Les élus sensibles à la cause viticole réélus
Lors de la législature précédente, EFOW et la CNAOC ont régulièrement travaillé avec certains députés à l’écoute de la filière, notamment lors de la mobilisation pour la sauvegarde d’un système de régulation des vignes. Coté français, la plupart d’entre eux ont été réélus : Michel Dantin (PPE, rapporteur de la PAC), Françoise Grossetête (PPE), Eric Andrieu (PSE), Sylvie Goulard (ADLE) et José Bové (Verts). Deux nouvelles députées PPE au fait des thématiques agricoles ont également été élues : Angélique Delahaye, qui fait partie du conseil d’administration de la FNSEA et Anne Sander, ancienne attachée parlementaire de Joseph Daul. En Europe, la majorité des députés « viticoles » ont aussi conservé leur siège : Paolo De Castro (italien, PPE, ex-président de la Commission Agriculture), Herbert Dorfmann (italien, PSE), Maria E. Herranz Garcia (PPE, espagnol), Iraxte Garcia Perez (PSE, espagnol). Astrid Lulling, députée ex-présidente de l’Intergroupe vin et Joseph Daul, tous deux très mobilisée auprès de la filière viticole, ne se sont pas représentés. Nul doute que la CNAOC et EFOW sauront à nouveau trouver parmi ces élus des soutiens à la cause viticole. La session parlementaire reprendra le 1 juillet. Le prochain défi sera celui du maintien de l’intergroupe « Viticulture, fruits et légumes, tradition et alimentation de qualité » au sein duquel se retrouvait les députés de territoires viticoles. Pour cela, les signatures de trois groupes politiques différents sont nécessaires.

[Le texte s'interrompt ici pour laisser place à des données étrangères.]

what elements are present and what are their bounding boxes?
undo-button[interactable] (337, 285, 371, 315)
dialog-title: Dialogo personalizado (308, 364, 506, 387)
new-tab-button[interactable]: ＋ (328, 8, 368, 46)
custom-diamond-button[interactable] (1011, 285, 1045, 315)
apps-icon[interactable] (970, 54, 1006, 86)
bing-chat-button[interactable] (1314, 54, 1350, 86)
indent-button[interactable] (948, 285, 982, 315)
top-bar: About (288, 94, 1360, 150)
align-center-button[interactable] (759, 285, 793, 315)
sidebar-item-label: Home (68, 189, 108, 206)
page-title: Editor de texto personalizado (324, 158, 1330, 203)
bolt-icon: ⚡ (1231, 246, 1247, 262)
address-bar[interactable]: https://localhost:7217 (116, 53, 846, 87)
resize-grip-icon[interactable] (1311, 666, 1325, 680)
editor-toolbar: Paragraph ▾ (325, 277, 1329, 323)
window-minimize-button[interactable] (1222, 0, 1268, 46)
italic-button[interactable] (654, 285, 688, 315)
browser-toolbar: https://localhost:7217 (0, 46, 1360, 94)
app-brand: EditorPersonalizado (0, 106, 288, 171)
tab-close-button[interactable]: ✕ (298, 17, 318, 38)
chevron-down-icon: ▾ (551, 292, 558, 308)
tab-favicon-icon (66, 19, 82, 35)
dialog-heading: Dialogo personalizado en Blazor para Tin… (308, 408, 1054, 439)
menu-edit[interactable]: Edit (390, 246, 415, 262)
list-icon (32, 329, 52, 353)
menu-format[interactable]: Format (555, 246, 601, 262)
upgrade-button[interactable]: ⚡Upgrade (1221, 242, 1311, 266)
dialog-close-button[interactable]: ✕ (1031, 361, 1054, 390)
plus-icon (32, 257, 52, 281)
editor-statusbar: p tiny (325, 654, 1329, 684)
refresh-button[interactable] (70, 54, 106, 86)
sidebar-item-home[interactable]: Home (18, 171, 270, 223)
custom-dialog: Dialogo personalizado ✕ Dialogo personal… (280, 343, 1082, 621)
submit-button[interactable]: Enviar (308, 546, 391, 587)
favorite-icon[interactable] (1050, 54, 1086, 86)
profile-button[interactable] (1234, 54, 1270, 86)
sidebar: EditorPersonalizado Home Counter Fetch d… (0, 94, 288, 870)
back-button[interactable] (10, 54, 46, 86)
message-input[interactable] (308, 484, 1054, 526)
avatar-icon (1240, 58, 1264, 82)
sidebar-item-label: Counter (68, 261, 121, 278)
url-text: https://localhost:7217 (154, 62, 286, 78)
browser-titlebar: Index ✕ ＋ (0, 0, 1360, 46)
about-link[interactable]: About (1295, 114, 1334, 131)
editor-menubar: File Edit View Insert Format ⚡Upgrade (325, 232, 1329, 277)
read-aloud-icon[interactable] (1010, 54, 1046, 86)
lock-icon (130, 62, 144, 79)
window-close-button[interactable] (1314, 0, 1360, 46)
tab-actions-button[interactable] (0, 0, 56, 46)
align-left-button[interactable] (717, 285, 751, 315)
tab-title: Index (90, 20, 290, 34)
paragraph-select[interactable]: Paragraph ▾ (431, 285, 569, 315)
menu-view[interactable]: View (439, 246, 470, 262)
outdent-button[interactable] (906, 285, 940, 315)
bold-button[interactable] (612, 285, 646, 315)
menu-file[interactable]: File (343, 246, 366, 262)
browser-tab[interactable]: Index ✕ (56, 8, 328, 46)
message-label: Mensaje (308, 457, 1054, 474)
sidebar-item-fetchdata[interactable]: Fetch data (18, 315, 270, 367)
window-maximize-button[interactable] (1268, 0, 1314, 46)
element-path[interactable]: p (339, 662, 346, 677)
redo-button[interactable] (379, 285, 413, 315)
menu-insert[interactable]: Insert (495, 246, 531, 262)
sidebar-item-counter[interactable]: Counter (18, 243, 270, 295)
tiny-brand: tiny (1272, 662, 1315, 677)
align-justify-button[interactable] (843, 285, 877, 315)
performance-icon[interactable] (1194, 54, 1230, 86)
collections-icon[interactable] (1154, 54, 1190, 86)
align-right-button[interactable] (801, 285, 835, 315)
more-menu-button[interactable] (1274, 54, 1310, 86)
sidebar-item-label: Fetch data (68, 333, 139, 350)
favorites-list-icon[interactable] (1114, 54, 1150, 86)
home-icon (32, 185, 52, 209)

Les prochains dossiers viticoles du Parlement Européen
Depuis 2009 et l’entrée en vigueur du traité de Lisbonne, le Parlement est devenu codécideur avec le Conseil des Ministres dans certains domaines comme l’agriculture et la viticulture. Alors qu’il n’a jamais joué un rôle aussi important dans l’histoire de la construction européenne, le Parlement devra se montrer à la hauteur malgré la poussée europhobe. Coté viticulture, la Commission Européenne semble vouloir poursuivre la libéralisation du secteur des Vins Sans Indication Géographique (VSIG), comme le confirme le rapport bilan de la réforme de l’OCM viticole de 2008, qu’elle a publié en décembre 2012. Le parlement devra également surveiller de très près les négociations du traité de libre échange entre l’UE et les Etats-Unis notamment sur la question de la protection des Indications Géographiques (IG). D’autant plus que la Commission Européenne est seule compétente pour les négociations commerciales avec des partenaires de l’Union Européenne. Enfin, le dossier de l’étiquetage devrait également faire son retour. La aussi les parlementaires pourront être d’un grand secours.